Social- We are social beings who need and thrive in connection. Part of feeling more human in a time of mandatory isolation will mean getting creative about connection. Call a friend or do a zoom call every day. Write a letter or text a single neighbor. Getting out of your head and engaging with other humans will do you and others good. *Connection is magic.
Spirit- Whether we know it or not, all our parts are spiritual in the sense that we are made in image of God and reflect him in all these ways. We are reminded now of what is always true but often hidden, that we are creatures in a created world.
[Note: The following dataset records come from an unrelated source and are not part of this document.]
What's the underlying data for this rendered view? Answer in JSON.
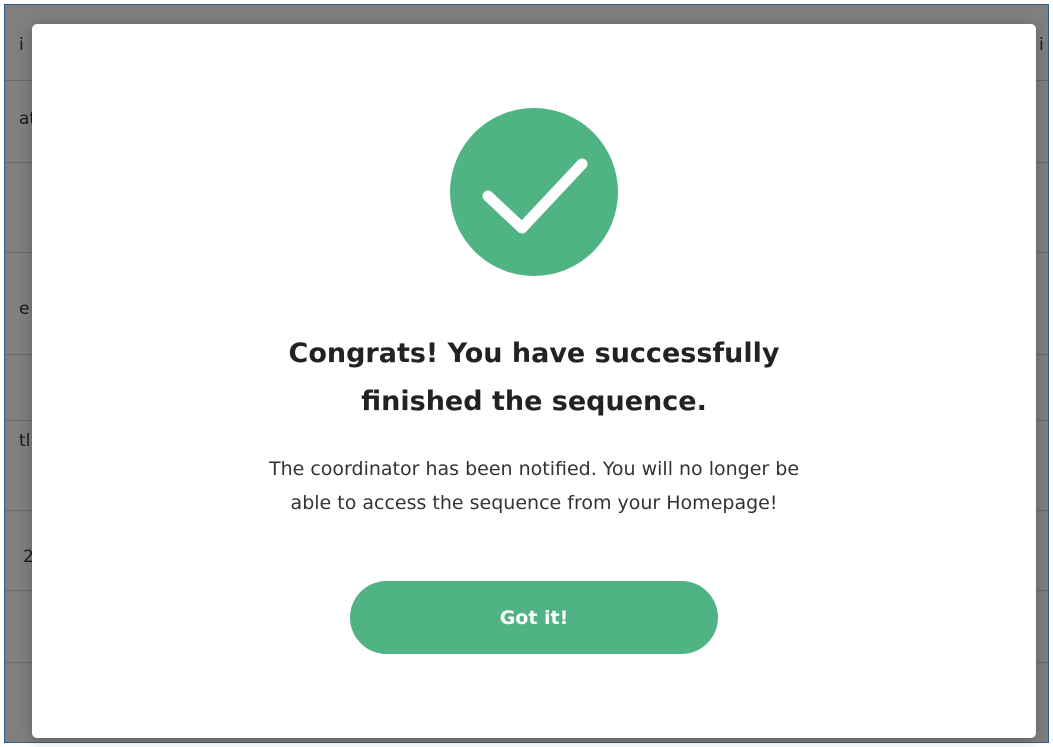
{
  "background": {
    "fragments": [
      "i",
      "at",
      "e",
      "tl",
      "2",
      "i"
    ]
  },
  "modal": {
    "icon": "check-circle-icon",
    "title_line1": "Congrats! You have successfully",
    "title_line2": "finished the sequence.",
    "message_line1": "The coordinator has been notified. You will no longer be",
    "message_line2": "able to access the sequence from your Homepage!",
    "button_label": "Got it!"
  },
  "colors": {
    "accent": "#4fb383",
    "frame": "#2f5f8a",
    "title_text": "#222222",
    "body_text": "#333333"
  }
}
In times where all the earth is exposed and vulnerable, it is only natural to be more aware of one who is greater. If you believe in God, engage with Him, even in your anger or confusion. He cares, He sees, and is good and sovereign over all. Look for His hand at work in the world and for meaning in the chaos. For those who do not believe in God, that’s ok, I encourage you to wonder or even try on prayer or explore the possibility of a higher power and purpose than our vulnerable human state.
**Jesus is not magic.
He lived a real life, shed real blood on the cross on Friday, and rose again on Sunday in order to make all things new. He sits enthroned even now.
God’s kindness is the reserve for all other kindnesses and His free mercy is on offer to all all all through Jesus Christ.
“The hard work of life is not dealing with your pain but allowing yourself to experience comfort and kindness.” -Dan Allender
It is surprising to me how resistant people are to self-care or recieving kindness, myself included. What is it like for you to consider? What are your barriers? Are you judging your resistance to self-kindness even now? How are shame, fear, or guilt workin for ya? Please be kind to yourself, you have never walked though a pandemic before. Let yourself laugh, and let yourself cry. Do something that brings you joy everyday, a walk in the sunshine, making homemade bread, a bubble bath, do this because you matter and your well-being matters and receiving kindness and care from yourself, others, and God will enable you to give it out and walk out of this quarantine even more whole than you could have imagined.